I had come off 3 putting from 18 feet, hitting my first putt about 12 feet. This was my 2nd double bogey of the day through 12 holes, and my other was a 1 ft tap in miss. I was playing about as well as I can with a 41 front from the blues at Lederach. I hit a nice 3 wood on 13 to put myself 175 out on a dog leg left. I’m on a bit of a slope and chunk a 5 iron into the brush. Drop. Chunk a Pdub over so now I’m 40 yards out. Next I over hit the green into a trap. Duff sand shot 1. Get out and 3 putt for a 10. On the rage meter I flew past mad and was in hysteria / delirious.

As much as I try to stay calm in these situations, it’s impossible. Even when you tell yourself to be cool, you’re not. On my bad SW shot from 40, I Shee smashed twice and my playing partners could only watch in agony. There is nothing, literally nothing, that can make you feel better when the wheels are coming off in golf. It’s torture. I’m not an angry person but when your expectations are not matching the performance, it’s difficult to overcome the sinking feeling that your brain surrenders to. You hold onto the wheel as tight as you can hoping the crash isn’t that bad.

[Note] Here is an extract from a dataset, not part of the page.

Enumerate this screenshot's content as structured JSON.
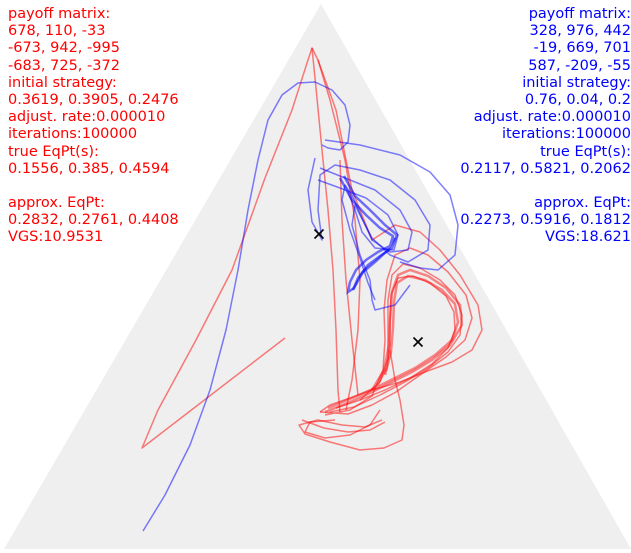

Why do I get mad about a golf round that has no purposeful outcome in my life? I don’t know. It’s an inner feeling. The point of the post is that even when you know that this is happening, being able to control it is what champions are made of. The poker term tilt is real, and even the best players, who are well aware of tilt, and can say they are not tilting, still tilt. Being able to control the level of tilt is the key. I’m still not quite there.

I’ll be betting big on the Chiefs today and hopefully Nelly Korda can hold the LPGA. Good luck!